Nos últimos dias finalmente todos nós do Guaciara conseguimos dar um tempinho e correr um pouco da febre de Internet da campanha eleitoral. Os dois turnos das eleições presidenciais (principalmente o segundo) trabalharam em uma chave de teste de convicções e de uma necessidade intrínseca do eleitorado buscar provas e argumentos convincentes pra desmontar qualquer tipo de especulação levantada na imprensa. Em geral, especulações distantes do que poderia vir a ser o governo do pós-Lula.
Não é estranho que os ataques americanos ao câmbio no mundo inteiro, questões de infraestrutura, segurança e educação só tenham aparecido depois das urnas abertas.
Como pouco se discutiu programa de governo, o tom era de fofoca, de buscar possíveis ilações e denúncias, mas isso todo mundo que passa por aqui com alguma frequência já sabe. O problema é que mal acabou o período eleitoral e o discurso permanece igual. Pouco se fala dos resultados práticos na vida das pessoas de cada decisão governamental e continua se apostando na espuma: uma hora é um bloco governamental novo, outra a ficha da presidenta, outra uma reunião do José Dirceu, o julgamento do caso Celso Daniel, os mal-estares do PT com o PMDB, o que disse alguém para outro e coisas assim.
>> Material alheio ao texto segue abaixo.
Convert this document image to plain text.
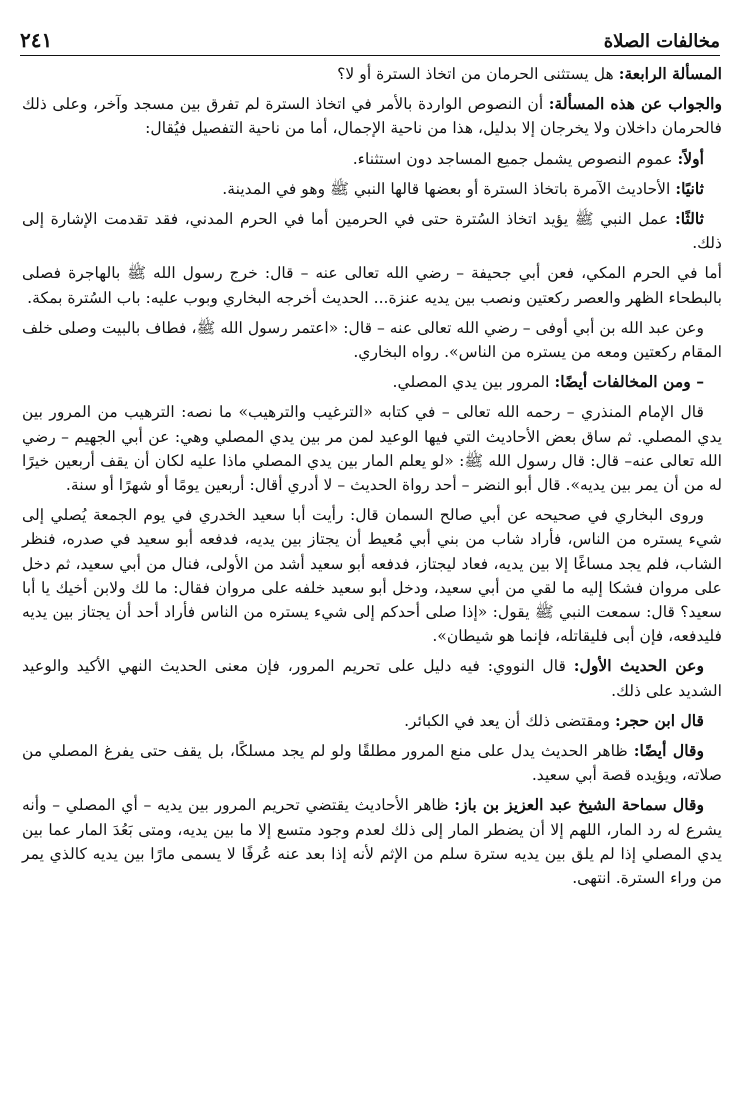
مخالفات الصلاة
٢٤١

المسألة الرابعة: هل يستثنى الحرمان من اتخاذ السترة أو لا؟

والجواب عن هذه المسألة: أن النصوص الواردة بالأمر في اتخاذ السترة لم تفرق بين مسجد وآخر، وعلى ذلك فالحرمان داخلان ولا يخرجان إلا بدليل، هذا من ناحية الإجمال، أما من ناحية التفصيل فيُقال:

أولاً: عموم النصوص يشمل جميع المساجد دون استثناء.

ثانيًا: الأحاديث الآمرة باتخاذ السترة أو بعضها قالها النبي ﷺ وهو في المدينة.

ثالثًا: عمل النبي ﷺ يؤيد اتخاذ السُترة حتى في الحرمين أما في الحرم المدني، فقد تقدمت الإشارة إلى ذلك.

أما في الحرم المكي، فعن أبي جحيفة – رضي الله تعالى عنه – قال: خرج رسول الله ﷺ بالهاجرة فصلى بالبطحاء الظهر والعصر ركعتين ونصب بين يديه عنزة... الحديث أخرجه البخاري وبوب عليه: باب السُترة بمكة.

وعن عبد الله بن أبي أوفى – رضي الله تعالى عنه – قال: «اعتمر رسول الله ﷺ، فطاف بالبيت وصلى خلف المقام ركعتين ومعه من يستره من الناس». رواه البخاري.

– ومن المخالفات أيضًا: المرور بين يدي المصلي.

قال الإمام المنذري – رحمه الله تعالى – في كتابه «الترغيب والترهيب» ما نصه: الترهيب من المرور بين يدي المصلي. ثم ساق بعض الأحاديث التي فيها الوعيد لمن مر بين يدي المصلي وهي: عن أبي الجهيم – رضي الله تعالى عنه– قال: قال رسول الله ﷺ: «لو يعلم المار بين يدي المصلي ماذا عليه لكان أن يقف أربعين خيرًا له من أن يمر بين يديه». قال أبو النضر – أحد رواة الحديث – لا أدري أقال: أربعين يومًا أو شهرًا أو سنة.

وروى البخاري في صحيحه عن أبي صالح السمان قال: رأيت أبا سعيد الخدري في يوم الجمعة يُصلي إلى شيء يستره من الناس، فأراد شاب من بني أبي مُعيط أن يجتاز بين يديه، فدفعه أبو سعيد في صدره، فنظر الشاب، فلم يجد مساغًا إلا بين يديه، فعاد ليجتاز، فدفعه أبو سعيد أشد من الأولى، فنال من أبي سعيد، ثم دخل على مروان فشكا إليه ما لقي من أبي سعيد، ودخل أبو سعيد خلفه على مروان فقال: ما لك ولابن أخيك يا أبا سعيد؟ قال: سمعت النبي ﷺ يقول: «إذا صلى أحدكم إلى شيء يستره من الناس فأراد أحد أن يجتاز بين يديه فليدفعه، فإن أبى فليقاتله، فإنما هو شيطان».

وعن الحديث الأول: قال النووي: فيه دليل على تحريم المرور، فإن معنى الحديث النهي الأكيد والوعيد الشديد على ذلك.

قال ابن حجر: ومقتضى ذلك أن يعد في الكبائر.

وقال أيضًا: ظاهر الحديث يدل على منع المرور مطلقًا ولو لم يجد مسلكًا، بل يقف حتى يفرغ المصلي من صلاته، ويؤيده قصة أبي سعيد.

وقال سماحة الشيخ عبد العزيز بن باز: ظاهر الأحاديث يقتضي تحريم المرور بين يديه – أي المصلي – وأنه يشرع له رد المار، اللهم إلا أن يضطر المار إلى ذلك لعدم وجود متسع إلا ما بين يديه، ومتى بَعُدَ المار عما بين يدي المصلي إذا لم يلق بين يديه سترة سلم من الإثم لأنه إذا بعد عنه عُرفًا لا يسمى مارًا بين يديه كالذي يمر من وراء السترة. انتهى.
Por isso, o que eu mais gostei da entrevista do Lula aos blogueiros foi quando ele se dispôs a falar de governo, como no caso de seu posicionamento contra o AI-5 digital, sobre a abertura de documentos sigilosos – sobretudo dos documentos sobre a ditadura -, as relações internacionais, Copa do Mundo, reforma política, STF e seu critério de nomeações e principalmente seu compromisso em apresentar tudo que foi feito nos últimos oito anos, mostrando como a institucionalização das medidas é uma das marcas desse governo.
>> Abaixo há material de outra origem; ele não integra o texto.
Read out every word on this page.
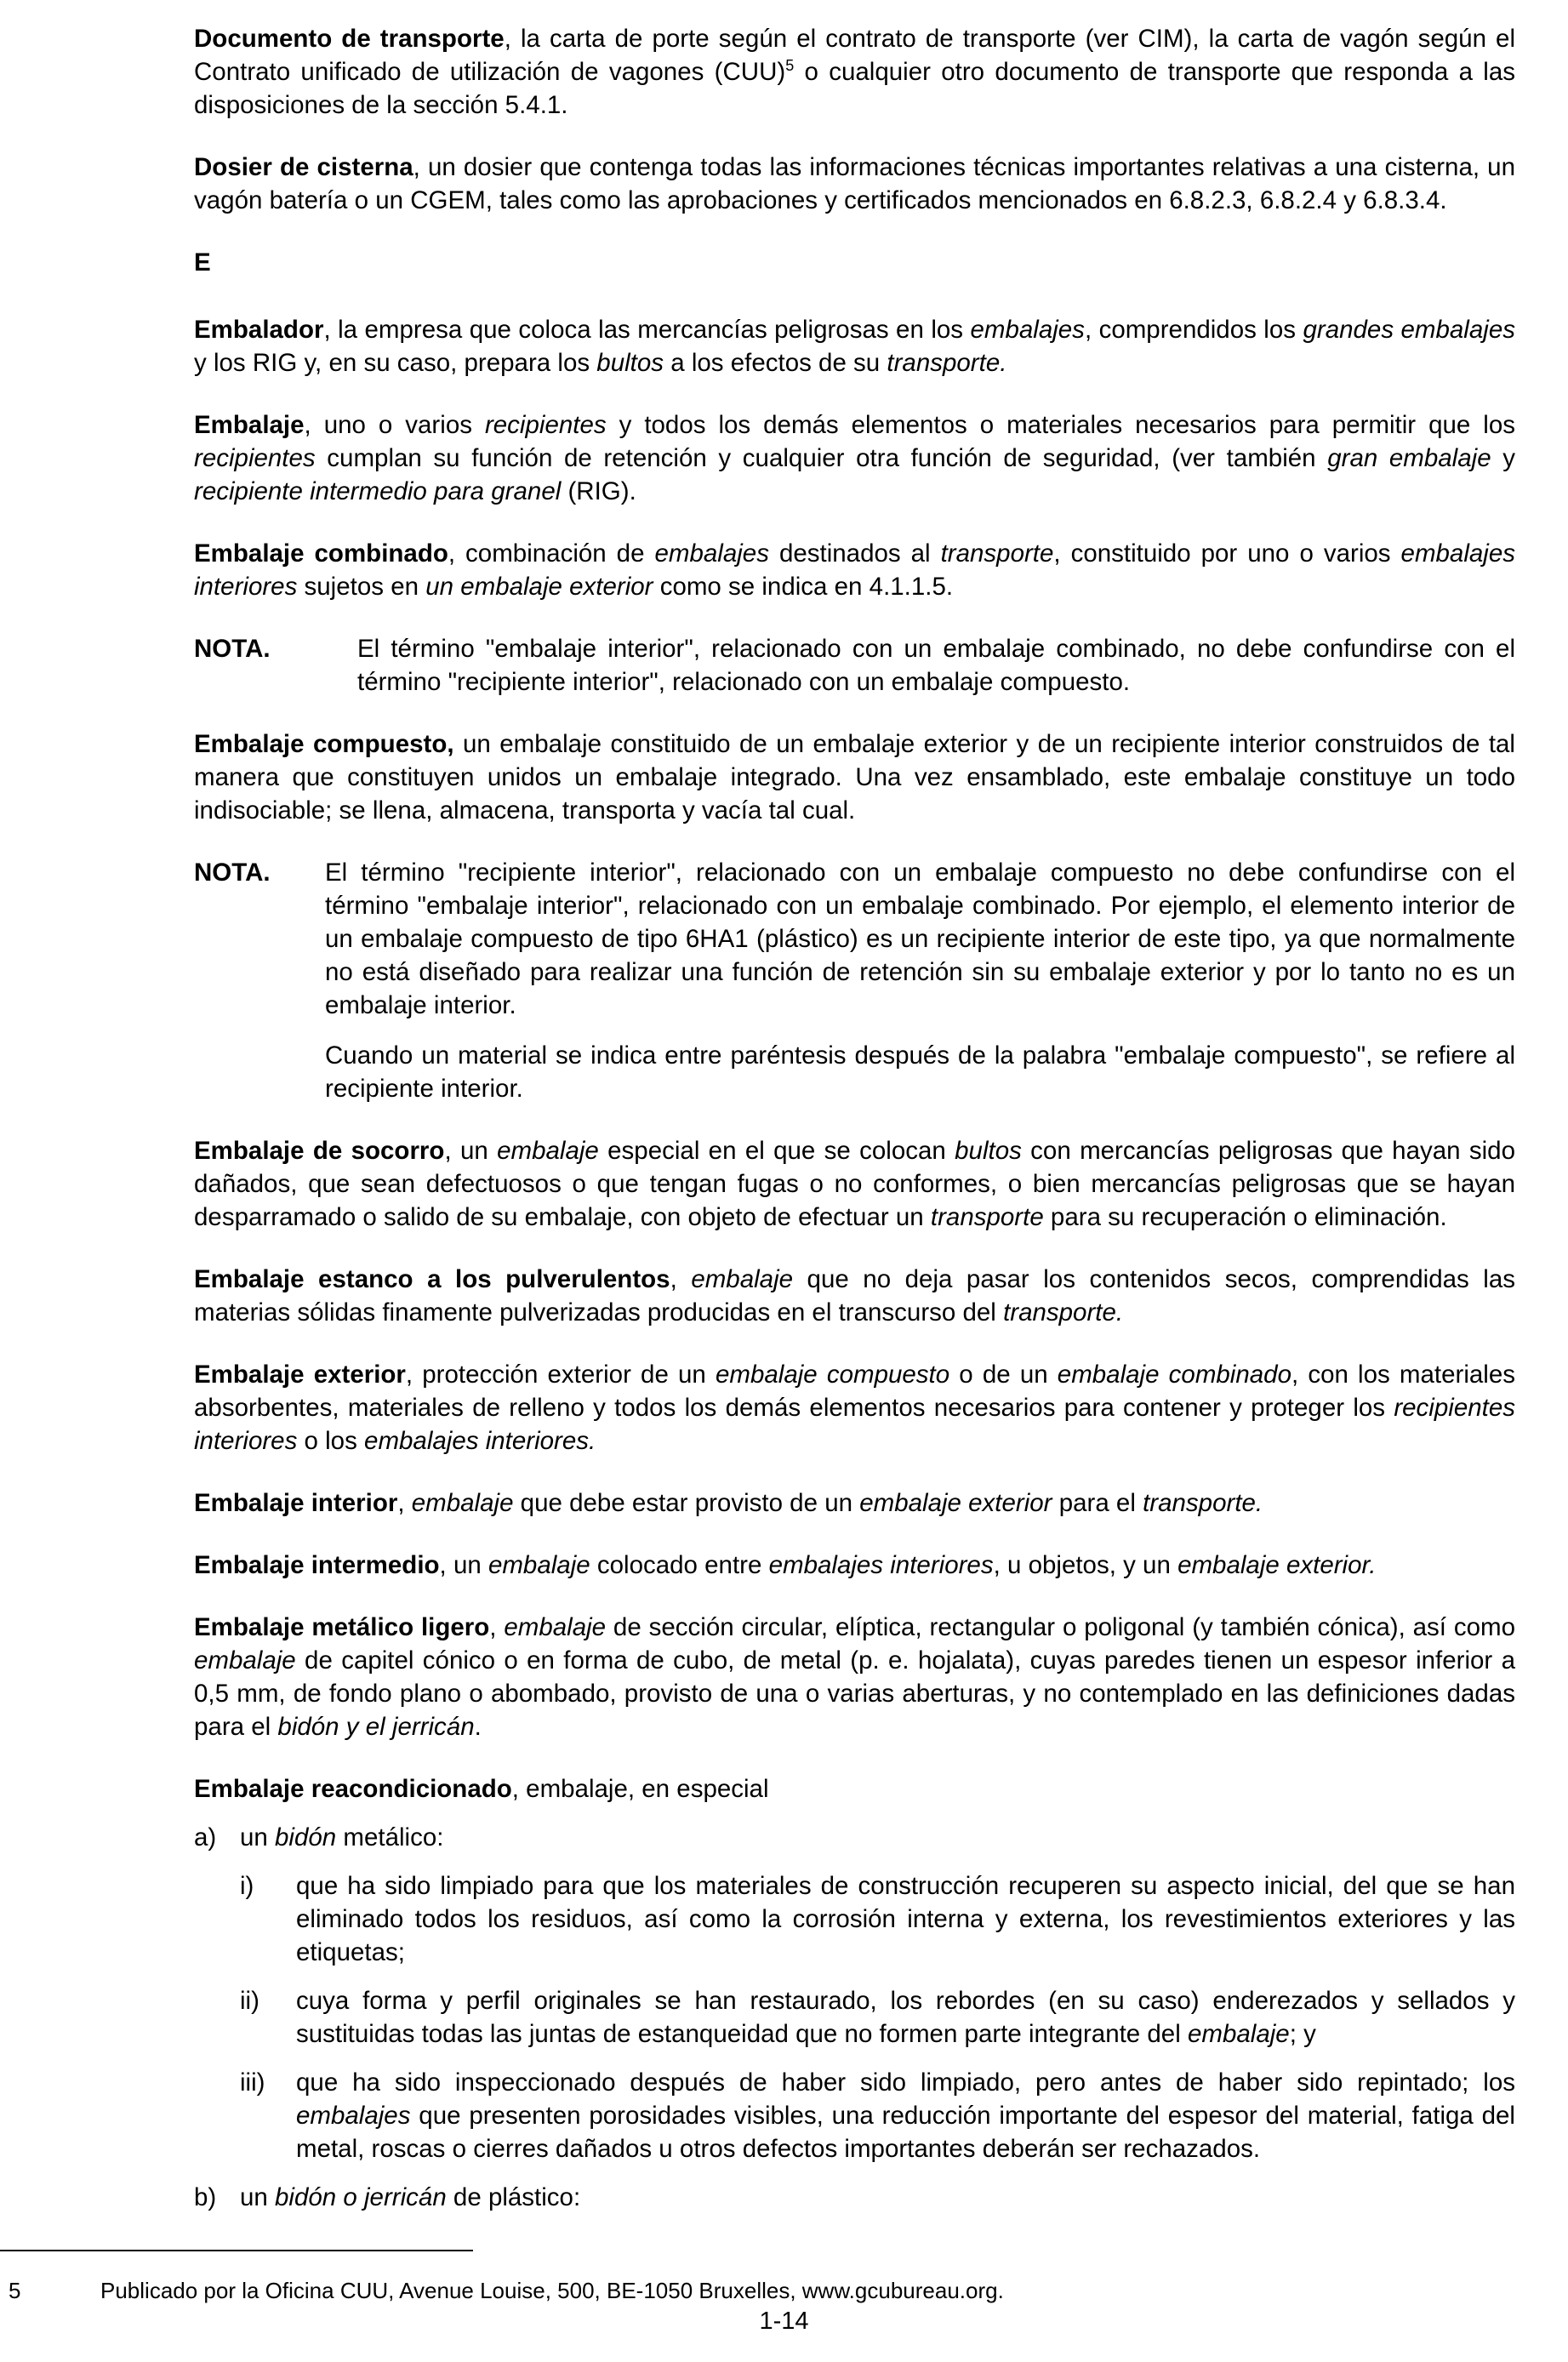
Documento de transporte, la carta de porte según el contrato de transporte (ver CIM), la carta de vagón según el Contrato unificado de utilización de vagones (CUU)$^5$ o cualquier otro documento de transporte que responda a las disposiciones de la sección 5.4.1.

Dosier de cisterna, un dosier que contenga todas las informaciones técnicas importantes relativas a una cisterna, un vagón batería o un CGEM, tales como las aprobaciones y certificados mencionados en 6.8.2.3, 6.8.2.4 y 6.8.3.4.

E

Embalador, la empresa que coloca las mercancías peligrosas en los embalajes, comprendidos los grandes embalajes y los RIG y, en su caso, prepara los bultos a los efectos de su transporte.

Embalaje, uno o varios recipientes y todos los demás elementos o materiales necesarios para permitir que los recipientes cumplan su función de retención y cualquier otra función de seguridad, (ver también gran embalaje y recipiente intermedio para granel (RIG).

Embalaje combinado, combinación de embalajes destinados al transporte, constituido por uno o varios embalajes interiores sujetos en un embalaje exterior como se indica en 4.1.1.5.

NOTA.	El término "embalaje interior", relacionado con un embalaje combinado, no debe confundirse con el término "recipiente interior", relacionado con un embalaje compuesto.

Embalaje compuesto, un embalaje constituido de un embalaje exterior y de un recipiente interior construidos de tal manera que constituyen unidos un embalaje integrado. Una vez ensamblado, este embalaje constituye un todo indisociable; se llena, almacena, transporta y vacía tal cual.

NOTA.	El término "recipiente interior", relacionado con un embalaje compuesto no debe confundirse con el término "embalaje interior", relacionado con un embalaje combinado. Por ejemplo, el elemento interior de un embalaje compuesto de tipo 6HA1 (plástico) es un recipiente interior de este tipo, ya que normalmente no está diseñado para realizar una función de retención sin su embalaje exterior y por lo tanto no es un embalaje interior.

Cuando un material se indica entre paréntesis después de la palabra "embalaje compuesto", se refiere al recipiente interior.

Embalaje de socorro, un embalaje especial en el que se colocan bultos con mercancías peligrosas que hayan sido dañados, que sean defectuosos o que tengan fugas o no conformes, o bien mercancías peligrosas que se hayan desparramado o salido de su embalaje, con objeto de efectuar un transporte para su recuperación o eliminación.

Embalaje estanco a los pulverulentos, embalaje que no deja pasar los contenidos secos, comprendidas las materias sólidas finamente pulverizadas producidas en el transcurso del transporte.

Embalaje exterior, protección exterior de un embalaje compuesto o de un embalaje combinado, con los materiales absorbentes, materiales de relleno y todos los demás elementos necesarios para contener y proteger los recipientes interiores o los embalajes interiores.

Embalaje interior, embalaje que debe estar provisto de un embalaje exterior para el transporte.

Embalaje intermedio, un embalaje colocado entre embalajes interiores, u objetos, y un embalaje exterior.

Embalaje metálico ligero, embalaje de sección circular, elíptica, rectangular o poligonal (y también cónica), así como embalaje de capitel cónico o en forma de cubo, de metal (p. e. hojalata), cuyas paredes tienen un espesor inferior a 0,5 mm, de fondo plano o abombado, provisto de una o varias aberturas, y no contemplado en las definiciones dadas para el bidón y el jerricán.

Embalaje reacondicionado, embalaje, en especial

a) un bidón metálico:
i)	que ha sido limpiado para que los materiales de construcción recuperen su aspecto inicial, del que se han eliminado todos los residuos, así como la corrosión interna y externa, los revestimientos exteriores y las etiquetas;
ii)	cuya forma y perfil originales se han restaurado, los rebordes (en su caso) enderezados y sellados y sustituidas todas las juntas de estanqueidad que no formen parte integrante del embalaje; y
iii)	que ha sido inspeccionado después de haber sido limpiado, pero antes de haber sido repintado; los embalajes que presenten porosidades visibles, una reducción importante del espesor del material, fatiga del metal, roscas o cierres dañados u otros defectos importantes deberán ser rechazados.
b) un bidón o jerricán de plástico:
5	Publicado por la Oficina CUU, Avenue Louise, 500, BE-1050 Bruxelles, www.gcubureau.org.
1-14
Essa ação coordenada pelos blogueiros progressistas – e articulada pelo Renato Rovai - poderia ser replicada a uma entrevista com a nova presidenta e mesmo em entrevistas temáticas sobre educação, saúde, ciência e tecnologia, economia, desenvolvimento, ação afirmativa, agricultura familiar, jornada de trabalho, relações internacionais, comércio exterior etc.
Há entre os blogueiros gente muito qualificada para discutir todos esses assuntos. Agora é hora desses blogs se organizarem e colocarem essas questões. Na verdade, a Internet é uma ótima possibilidade para divulgarmos pautas consistentes e levantarmos um debate sobre os destinos do Brasl de agora.
O respeitadíssimo Miguel Nicolelis, por exemplo, acaba de divulgar uma agenda muito relevante para a ciência e tecnologia brasileira, o Manifesto da Ciência Tropical. O documento pode ser lido na íntegra neste link, mas vale a pena ler as suas 15 metas:
1) Massificação da educação científica infanto-juvenil por todo o território nacional;
2) Criação de centros nacionais de formação de professores de Ciência;
3) Criação da carreira de pesquisador científico em tempo integral nas universidades federais;
4) Criação de 16 Institutos Brasileiros de Tecnologia espalhados pelo país;
5) Criação de 16 Cidades da Ciência;
6) Criação de um arco contínuo de Unidades de Conservação e Pesquisa da Biosfera da Amazônia;
7) Criação de oito “Cidades Marítimas” ao longo da costa brasileira;
8 ) Retomada e Expansão do Programa Espacial Brasileiro;
9) Criação de um Programa Nacional de Iniciação Científica;
10) Investimento de 4-5% do PIB em ações de ciência e tecnologia na próxima década;
11) Reorganização das agências federais de fomento à pesquisa;
12) Criação de “joint ventures” para produção de insumos e materiais de consumo para prática científica dentro do Brasil;
13) Criação do Banco do Cérebro;
14) Ampliação e incentivo a Bolsas de Doutorado e Pós-Doutorado dentro e fora do Brasil;
15) Recrutamento de pesquisadores e professores estrangeiros dispostos a se radicar no Brasil.
Além disso, o site do governo brasileiro implantou um canal sobre a transição. Ainda é pouco centrado nas propostas de governo e acaba reproduzindo o que sai no noticiário, mas é na Internet que a gente deve levantar propostas e pensar o que queremos do governo Dilma e dos próximos.